After some more Uptown partying, including a talent show from noon to 2 p.m., a celebrity Paint Out from 2 to 3 p.m., a performance by No Name Players Theater Company from 3 to 4 p.m., the Uptown Block Party will feature live music from the Tumblers from 4 to 8 p.m. in Clearview Common.
The exhibition and sale will continue in the municipal building on Saturday from 9 to 4 and Sunday from 10 to 2.
Presented by the Mt. Lebanon Partnership and planned by board member David Csont, a plein air painter, his wife, Linda, and other board members and volunteers including artist Dan Pipitone, Erin Hart, director of Farm to Table Pittsburgh, and Steve and Wendy Denenberg, owners of Create A Frame/Handworks Gallery, the festival brings both new art and new people to Mt. Lebanon. Planners expect many more people from around the region to attend this year.

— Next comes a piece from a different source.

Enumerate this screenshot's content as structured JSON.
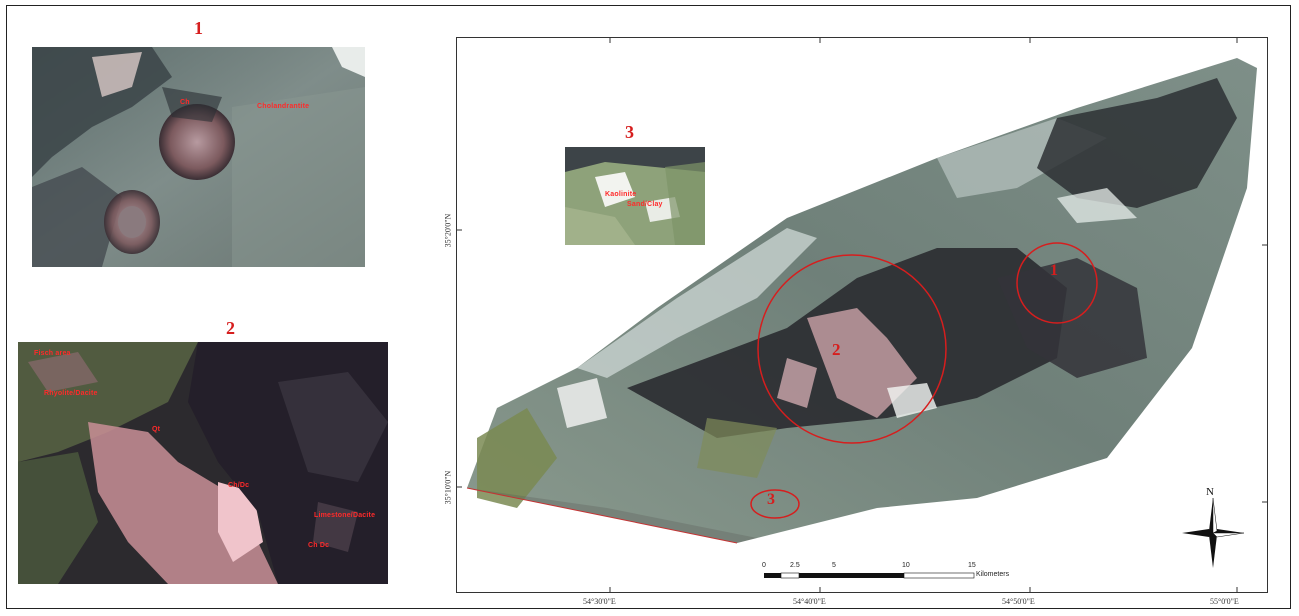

“Plein Air allows residents and guests to see Mt. Lebanon in unexpected and exciting new ways,” says Eric Milliron, Mt. Lebanon’s commercial districts manager and staff liaison to the Partnership.
But Plein Air has another, equally important purpose—to raise money for the Mt. Lebanon Arts Initiative, a fund set up to bring even more art to Mt. Lebanon. The $1,500 raised last year was matched by the Partnership and used to purchase a subscription to Plein Air Magazine for the library and a new gallery system to hang paintings in the municipal building. If the event continues to grow, the possibilities are unlimited.
For Juror Webb, a professional painter since 1958 whose work has been published in books and hung in museums for decades, this is his first role as a Plein Air judge. But he says it’s no different than judging any of the many other competitions he’s handled. “When I jury for artwork, I just choose the best painting,” he says, noting the artist gets no points for the quick manner in which Plein Air painting is done; it simply has to be good: “It has to stand on its own merits.”
Originality is important to Webb, whose own watercolor style is bright and vibrant. “I believe that creative painting is never really a copy,” he says. Webb credits his background as a teacher—he’s run seminars in all 50 states—with his ability to appreciate many styles of painting. “People who have done a lot of teaching have a wider range of the various aesthetic categories,” he says.
Webb will demonstrate his watercolor technique 7 p.m., Tuesday, October 1, in the Municipal Building’s Commission Chambers. Details, gala tickets and tickets to the Paint Outs at www.pleinairmtl.com.